Luana olhou para ele, para o homem que amava há três anos. O homem charmoso, de família rica, que parecia ter o mundo aos seus pés. Ela sentiu o coração apertar. Não de dúvida, mas de uma compaixão imensa.
"Calma, meu amor. Calma. Nós vamos dar um jeito. Você tem a mim."
Ela o abraçou, sentindo os ombros dele tensos. Não hesitou por um segundo. A confeitaria dela era um sucesso, ela tinha economias, um nome no mercado. Podia sustentá-los até ele se reerguer.
"Eu vou fechar a loja por um tempo" , ela disse, com a decisão se formando rapidamente em sua mente. "Vou pegar todo o dinheiro que guardei. A gente pode recomeçar. Abrir algo menor, mais simples. Uma padaria de bairro, talvez? Até você resolver suas coisas."
Pedro a olhou, os olhos brilhando.
"Você faria isso por mim, Luana?"
"É claro que eu faria" , ela respondeu, beijando o rosto dele. "A gente está junto nisso."
Em menos de um mês, a "Doce Luana" , com suas vitrines elegantes e doces finos, fechou as portas. Luana liquidou o estoque, encerrou contratos e juntou cada centavo que tinha. Ela entregou tudo para Pedro.
Eles alugaram um pequeno ponto num bairro operário, um lugar que cheirava a graxa e a comida barata. A nova vida de Luana começava antes do sol nascer.
O cheiro agora não era de baunilha francesa e chocolate belga, mas de fermento e farinha barata. Suas mãos, antes acostumadas com a delicadeza de um macaron, agora estavam ásperas e doloridas de sovar pão de sal. O calor do forno industrial era implacável, grudando o cabelo em seu rosto suado.
Ela trabalhava dezesseis horas por dia. Pedro "ajudava" , mas passava a maior parte do tempo no celular, supostamente tentando resolver seus "negócios falidos" . Luana não reclamava. Ela amassava, assava, limpava o chão, atendia no balcão. Via o cansaço no espelho, as olheiras fundas, as unhas quebradas. Mas via também o dinheiro entrando.
A padaria, com seus pães quentinhos e o sorriso cansado mas genuíno de Luana, começou a fazer sucesso no bairro. As pessoas gostavam dela. Em seis meses, a caixa registradora estava sempre cheia no fim do dia.
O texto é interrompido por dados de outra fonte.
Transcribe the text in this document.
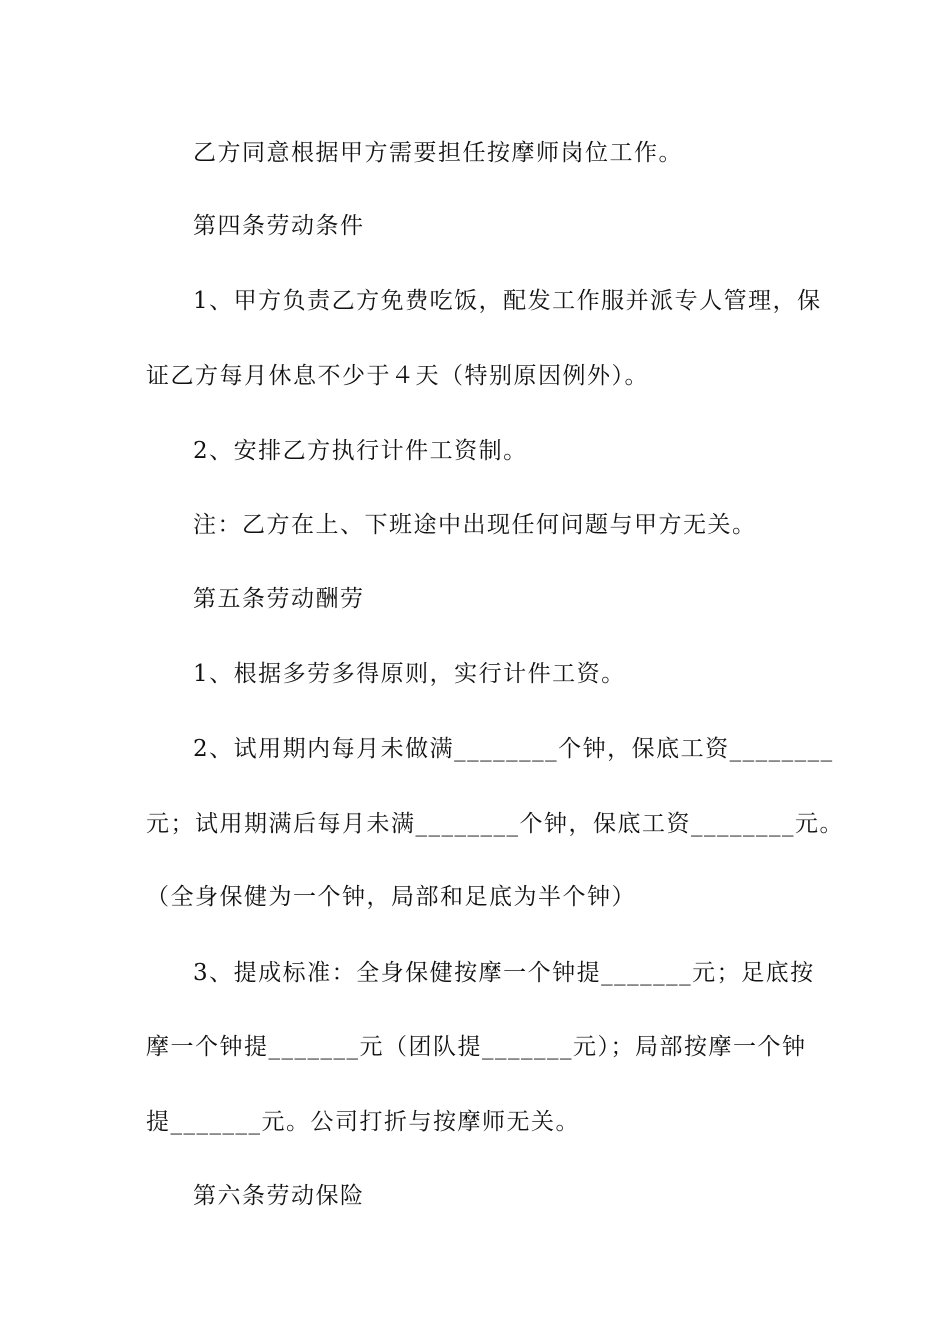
乙方同意根据甲方需要担任按摩师岗位工作。
第四条劳动条件
1、甲方负责乙方免费吃饭，配发工作服并派专人管理，保
证乙方每月休息不少于４天（特别原因例外）。
2、安排乙方执行计件工资制。
注：乙方在上、下班途中出现任何问题与甲方无关。
第五条劳动酬劳
1、根据多劳多得原则，实行计件工资。
2、试用期内每月未做满________个钟，保底工资________
元；试用期满后每月未满________个钟，保底工资________元。
（全身保健为一个钟，局部和足底为半个钟）
3、提成标准：全身保健按摩一个钟提_______元；足底按
摩一个钟提_______元（团队提_______元）；局部按摩一个钟
提_______元。公司打折与按摩师无关。
第六条劳动保险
Ela guardava todo o dinheiro numa caixa de sapatos debaixo da cama do pequeno apartamento que dividiam.
Era para o futuro deles. Para quando Pedro se reerguesse.
Numa terça-feira chuvosa, o movimento estava fraco. Luana estava limpando o balcão quando a porta dos fundos, que dava para um beco, se abriu. Pedro entrou, rindo ao telefone. Ele não a viu ali.
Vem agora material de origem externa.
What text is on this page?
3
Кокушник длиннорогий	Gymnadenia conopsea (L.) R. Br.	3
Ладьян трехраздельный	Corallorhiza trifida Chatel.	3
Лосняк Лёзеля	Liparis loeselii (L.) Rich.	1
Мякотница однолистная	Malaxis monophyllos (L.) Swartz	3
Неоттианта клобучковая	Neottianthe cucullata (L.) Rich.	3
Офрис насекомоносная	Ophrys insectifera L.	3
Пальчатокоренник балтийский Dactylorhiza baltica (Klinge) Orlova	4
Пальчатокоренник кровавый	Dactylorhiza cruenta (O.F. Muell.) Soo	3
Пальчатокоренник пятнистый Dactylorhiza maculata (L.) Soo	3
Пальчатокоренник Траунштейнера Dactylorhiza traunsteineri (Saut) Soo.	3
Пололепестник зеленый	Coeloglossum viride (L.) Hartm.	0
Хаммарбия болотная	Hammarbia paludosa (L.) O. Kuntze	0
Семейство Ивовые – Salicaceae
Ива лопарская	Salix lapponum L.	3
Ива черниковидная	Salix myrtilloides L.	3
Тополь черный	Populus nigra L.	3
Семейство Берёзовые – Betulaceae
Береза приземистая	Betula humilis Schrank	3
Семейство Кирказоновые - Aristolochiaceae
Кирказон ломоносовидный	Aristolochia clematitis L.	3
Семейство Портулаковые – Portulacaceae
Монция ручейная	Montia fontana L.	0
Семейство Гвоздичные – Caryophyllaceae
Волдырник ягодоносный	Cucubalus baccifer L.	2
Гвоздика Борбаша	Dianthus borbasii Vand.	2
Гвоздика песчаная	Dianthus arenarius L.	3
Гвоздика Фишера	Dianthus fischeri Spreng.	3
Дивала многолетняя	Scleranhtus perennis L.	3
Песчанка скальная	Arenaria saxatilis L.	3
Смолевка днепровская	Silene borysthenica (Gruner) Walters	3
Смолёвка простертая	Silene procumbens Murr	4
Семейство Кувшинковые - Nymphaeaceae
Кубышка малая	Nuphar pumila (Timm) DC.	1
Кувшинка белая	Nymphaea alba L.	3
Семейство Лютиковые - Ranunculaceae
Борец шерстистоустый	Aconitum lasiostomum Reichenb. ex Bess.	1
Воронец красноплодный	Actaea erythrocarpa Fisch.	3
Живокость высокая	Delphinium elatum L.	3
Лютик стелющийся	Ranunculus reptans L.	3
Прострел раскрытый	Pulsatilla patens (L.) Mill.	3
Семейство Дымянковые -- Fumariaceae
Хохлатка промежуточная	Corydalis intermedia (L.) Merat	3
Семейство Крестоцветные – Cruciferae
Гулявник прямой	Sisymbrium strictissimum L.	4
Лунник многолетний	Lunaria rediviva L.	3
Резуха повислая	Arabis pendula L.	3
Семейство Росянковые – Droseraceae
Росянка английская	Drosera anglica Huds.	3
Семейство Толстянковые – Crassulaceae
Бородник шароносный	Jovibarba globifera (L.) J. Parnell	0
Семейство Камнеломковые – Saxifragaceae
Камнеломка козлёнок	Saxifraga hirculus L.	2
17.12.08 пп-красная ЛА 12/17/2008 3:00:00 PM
"Cara, você não acredita. A padaria está bombando. A 'padeira' aqui leva jeito pra coisa."
Luana parou, o pano sujo na mão. A voz era de Pedro, mas o tom era diferente. Zombeteiro.
Ela se escondeu atrás de uma prateleira de pães, o coração começando a bater de um jeito estranho.
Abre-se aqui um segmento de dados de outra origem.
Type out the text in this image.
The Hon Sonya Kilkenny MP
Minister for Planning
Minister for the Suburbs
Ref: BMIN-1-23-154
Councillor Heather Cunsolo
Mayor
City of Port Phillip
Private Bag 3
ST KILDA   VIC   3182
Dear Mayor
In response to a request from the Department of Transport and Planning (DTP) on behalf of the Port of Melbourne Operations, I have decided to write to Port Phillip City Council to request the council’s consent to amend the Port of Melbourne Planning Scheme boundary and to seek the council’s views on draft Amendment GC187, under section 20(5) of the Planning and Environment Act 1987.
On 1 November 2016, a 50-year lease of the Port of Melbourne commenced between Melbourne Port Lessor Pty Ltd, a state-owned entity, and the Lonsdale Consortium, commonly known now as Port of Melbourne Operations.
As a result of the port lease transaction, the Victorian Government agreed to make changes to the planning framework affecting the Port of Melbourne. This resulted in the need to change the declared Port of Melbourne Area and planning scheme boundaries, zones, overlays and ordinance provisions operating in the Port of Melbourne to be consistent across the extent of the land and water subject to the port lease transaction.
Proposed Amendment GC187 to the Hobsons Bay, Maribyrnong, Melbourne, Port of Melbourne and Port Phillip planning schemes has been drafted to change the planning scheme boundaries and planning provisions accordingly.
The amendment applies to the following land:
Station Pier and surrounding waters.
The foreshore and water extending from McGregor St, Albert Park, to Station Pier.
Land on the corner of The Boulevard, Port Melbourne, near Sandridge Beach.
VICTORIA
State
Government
A voz do outro lado da linha era alta o suficiente para ela ouvir. Era Gustavo, o melhor amigo de Pedro.
"E aí? Ela já juntou quanto nessa brincadeira de pobre?"
Pedro soltou uma gargalhada.
"Quase duzentos mil. A idiota guarda tudo numa caixa de sapatos. Acha que é pra 'nossa padaria dos sonhos' ."
Luana sentiu o ar faltar. Padeira? Idiota? Caixa de sapatos?
O que estava acontecendo?
"Duzentos mil? Porra, Pedro! Isso paga a entrada do carro novo da Isabela. Você é um gênio, cara. Fazer a confeiteirazinha de luxo virar padeira de bairro pra bancar sua vida... épico."
O nome "Isabela" caiu como uma pedra no estômago de Luana. Isabela era a socialite com quem Pedro dizia que não tinha mais contato.
Pedro continuou, a voz pingando desprezo.
"Qual é, Gustavo. Eu precisava desse dinheiro. E foi divertido, vai. Ver a princesinha toda orgulhosa das mãos cheias de calos, cheirando a fermento... Ela realmente acreditou que eu tinha falido. Que eu, Pedro Alcântara, ia acabar meus dias vendendo pão de sal num muquifo desses."
Ele cuspiu no chão do beco.
"Ela é tão patética. Tão... comum. Mas tenho que admitir, o dinheiro que essa 'padeira' faz tem um cheiro ótimo."
A risada dos dois homens ecoou pelo beco. Para Luana, soou como o barulho de seu mundo se partindo em mil pedaços. Ela ficou paralisada, o pano caindo de sua mão no chão sujo de farinha.